His signature also appears on the hatch, on the sill plates, and on the right side of the dashboard. LED headlights, keyless entry, black interior trim, and a leather-wrapped three-spoke steering wheel come standard.

There are no mechanical modifications, meaning the Paddy Hopkirk edition is powered by a turbocharged, 2.0-liter four-cylinder that delivers 189 horsepower and 207 lb-ft of torque. It spins the front wheels via a six-speed manual transmission, though a seven-speed dual-clutch automatic gearbox is offered at an extra cost.

Mini dealers across the United States will begin receiving the Cooper S Paddy Hopkirk Edition in November 2020. It’s one of two special-edition models joining the range for 2021; the second is the heritage-laced Coral Red Edition. Pricing hasn’t been released yet.

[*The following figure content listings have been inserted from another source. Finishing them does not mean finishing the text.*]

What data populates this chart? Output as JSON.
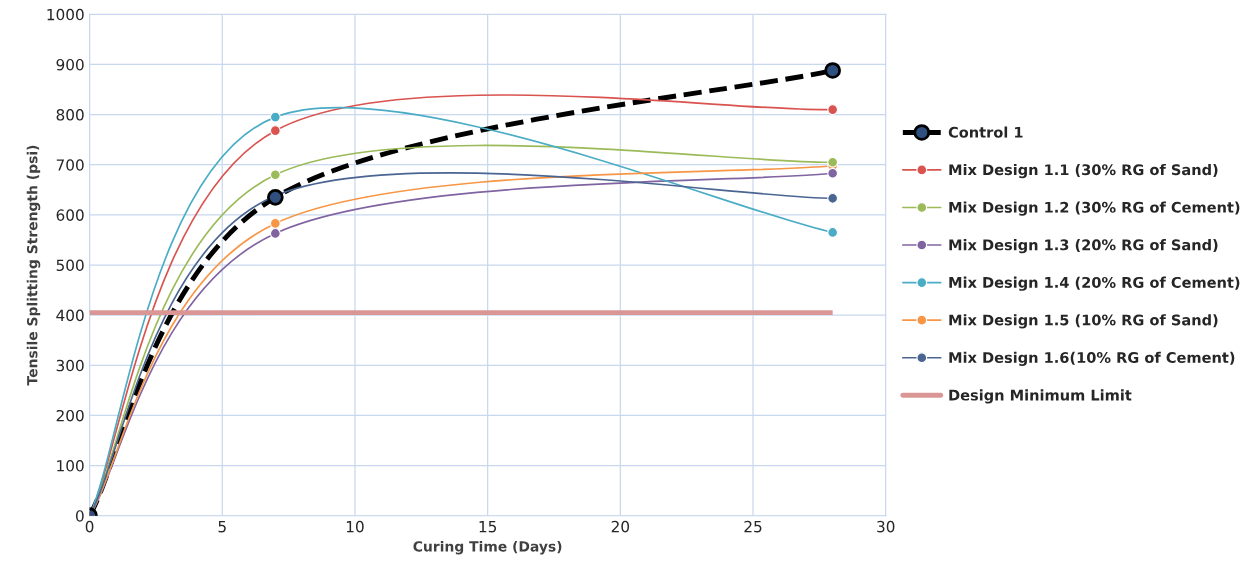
{
  "chart_data": {
    "type": "line",
    "xlabel": "Curing Time (Days)",
    "ylabel": "Tensile Splitting Strength (psi)",
    "x": [
      0,
      7,
      28
    ],
    "xlim": [
      0,
      30
    ],
    "xticks": [
      0,
      5,
      10,
      15,
      20,
      25,
      30
    ],
    "ylim": [
      0,
      1000
    ],
    "yticks": [
      0,
      100,
      200,
      300,
      400,
      500,
      600,
      700,
      800,
      900,
      1000
    ],
    "grid": true,
    "legend": "right",
    "marker": "circle",
    "series": [
      {
        "name": "Control 1",
        "color": "#000000",
        "values": [
          0,
          635,
          888
        ],
        "line_style": "dashed"
      },
      {
        "name": "Mix Design 1.1 (30% RG of Sand)",
        "color": "#d9534f",
        "values": [
          0,
          768,
          810
        ]
      },
      {
        "name": "Mix Design 1.2 (30% RG of Cement)",
        "color": "#9bbb59",
        "values": [
          0,
          680,
          705
        ]
      },
      {
        "name": "Mix Design 1.3 (20% RG of Sand)",
        "color": "#8064a2",
        "values": [
          0,
          563,
          683
        ]
      },
      {
        "name": "Mix Design 1.4 (20% RG of Cement)",
        "color": "#4bacc6",
        "values": [
          0,
          795,
          565
        ]
      },
      {
        "name": "Mix Design 1.5 (10% RG of Sand)",
        "color": "#f79646",
        "values": [
          0,
          583,
          698
        ]
      },
      {
        "name": "Mix Design 1.6(10% RG of Cement)",
        "color": "#4a6591",
        "values": [
          0,
          638,
          633
        ]
      },
      {
        "name": "Design Minimum Limit",
        "color": "#d99694",
        "x": [
          0,
          28
        ],
        "values": [
          405,
          405
        ],
        "marker": "none"
      }
    ]
  }
}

“Production is planned for November and December of this year,” said a Mini spokesperson, “with a very limited number expected for the U.S. market. Only a few hundred.”

Victorious past

Sir Alec Issigonis envisioned the original Mini as a practical, budget-friendly alternative to bubble cars, not as a rally-dominating machine, but the pocket-sized four-seater quickly proved its mettle on the track. Accomplished engineer John Cooper built the first Mini Cooper in 1959, the year the standard model was released in England, though it was a one-off prototype. Bolstered by a ballooning aftermarket scene, even amateur enthusiasts experimented with ways to extract more power out of the small four-cylinder and fine-tune the car’s handling. It took less than a decade for the Mini to become a force to reckon with at races on both sides of the Atlantic.